Hmm, a change of tone here, as Janine recites an example of Rumpole making a rape victim’s past sexual history the focus of the inquiry.  The victim, rather than the defendant, finds herself on trial.

This has got me thinking.  Of course, Rumpole was acting in accordance with usual and accepted practice for that time, but I wonder how we would respond if a TV programme did the same today?  Hopefully, very differently from 30+ years ago, though sometimes I wonder just how much progress we have really made.

Janine is now contrasting that with the pecuniary obsession of Mr Jagger, the lawyers in Great Expectations.  He won’t give anyone the benefit of his esteemed advice unless they pay him first.

Ah, here’s the link to the title – some of the lawyers in books and film are good (Petrocelli, Rumpole), some are bad (Mr Jagger), some are ugly (Tom Hagen in the Godfather films).

While Janine was trying to work out whether all lawyers fell into these three categories, along came LA Law.  Well, it did result in record applications to law schools in the US, possibly because research suggests it offered a vision of lawyers who lived luxuriously, with lives full of romance and drama (Meyer, Revisiting LAW Law).  Apparently, it went beyond that, affecting how lawyers dressed and interacted with juries, and even how those juries decided cases. Wow, someone actually got lawyers to change the way they dress!

Can you spot the lawyer in this picture?

Man-in-Suit-at-Beach

Ooh, Mr Jagger is being redeemed, now revealed as a man who has compassion for Estella and can be trusted to keep his client’s secret.  So now we have to move him up to ‘good’ status, but that’s okay, ‘bad’ will not remain empty for long as Janine is about to relegate Rumpole into that slot.  I sure didn’t see that coming!  Evidently, lawyers are very complex individuals and not the simple souls I had hitherto believed.

Did you note the use of ‘hitherto’ there?  That’s just to prove that I’m a real lawyer (a ‘good’ one, of course).

Finally, Atticus Finch, the ultimate ‘good’ lawyer in literature?  Challenge me in the Comments if you disagree.

Oh, Janine has just challenged me herself.  Apparently, even Atticus suffered from ethical lapses.  Let’s hope it’s not contagious, given the number of lawyers in the lecture theatre right now.

Janine’s got the audience in the palm of her hand, by the way.  Not a fidget or bumshuffle in sight.  In fact, my clicky keyboard is proving something of a distraction, even though I took care to position myself right at the back.  Sorry folks!

Janine says that the most difficult subject to teach is legal ethics, but it’s also the most important.  You can try to teach it via codes of conduct, but that’s not enough.  Answers are hard to come by in some situations and we don’t necessarily want students simply to find the answers by searching for an elusive exception.
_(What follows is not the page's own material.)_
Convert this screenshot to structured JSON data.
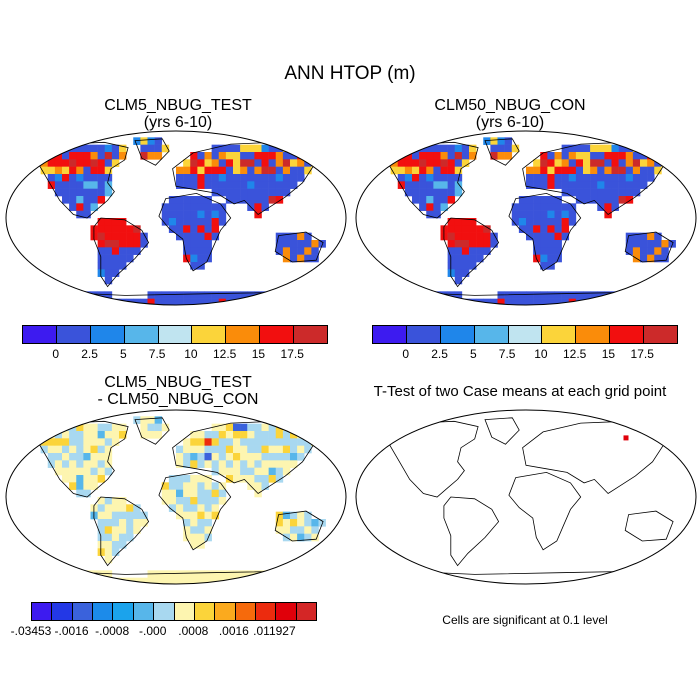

We’re hearing about the attorney/client privilege dilemma faced by Mitch McDeere in The Firm.  The solution is ‘mail fraud’ which I think appeared in the film, but not the original novel.  Feel free to correct me if I’m wrong.  Anyway, it might have got Mitch out of a professional hole, but it didn’t bring the Crime Family to justice.  So it was a solution, and arguably an ethical solution, but not a particularly satisfactory one.

Janine suggests that film and fiction offer brilliant opportunities to engage students in debate on legal issues and ethics in particular.  They have to think about issues from a personal perspective – what would I do, what are the ethical issues, does the lawyer do the right thing in accordance with the rules and what society would think was just, what is the impact on the lawyer?
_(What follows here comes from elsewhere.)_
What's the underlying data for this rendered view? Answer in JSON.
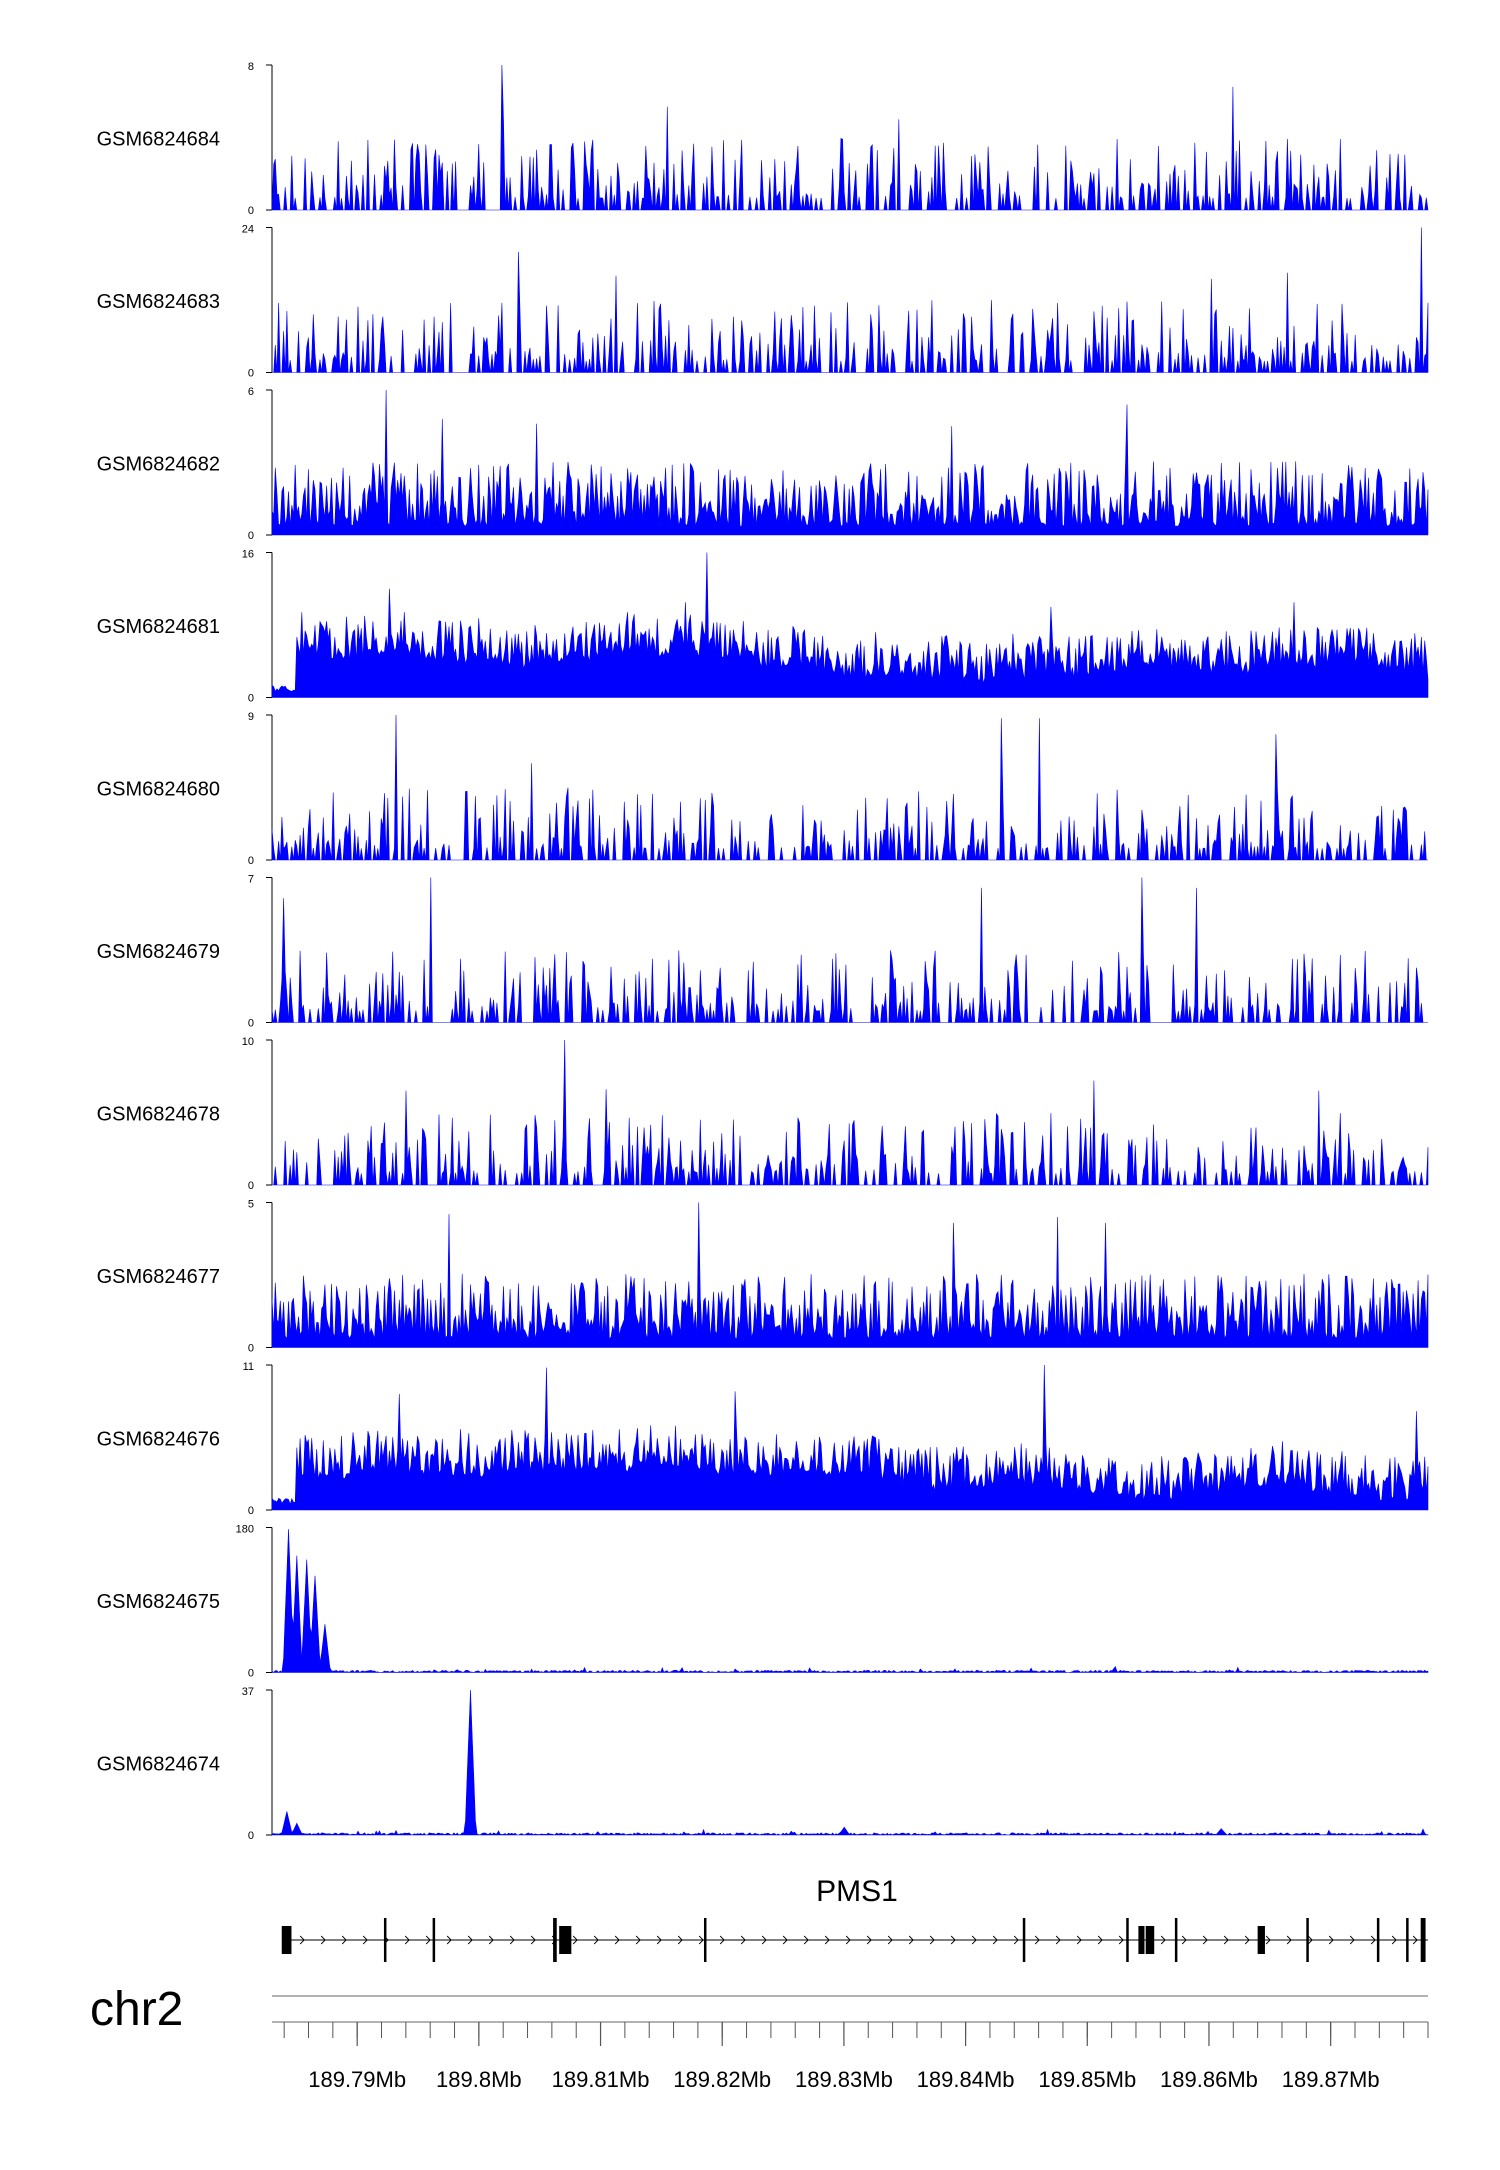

To reinforce this, we’re now looking at Kavanagh QC, a man with both good and bad qualities, and dealing with ethical issues in many episodes that can be explored and discussed by students.  I wonder if Amazon has it on DVD?

Yup, it has.

I bet you can find what you need free on Youtube too (I didn’t officially say that).

Janine’s concluding remarks – perhaps life is complicated for fictitious lawyers too!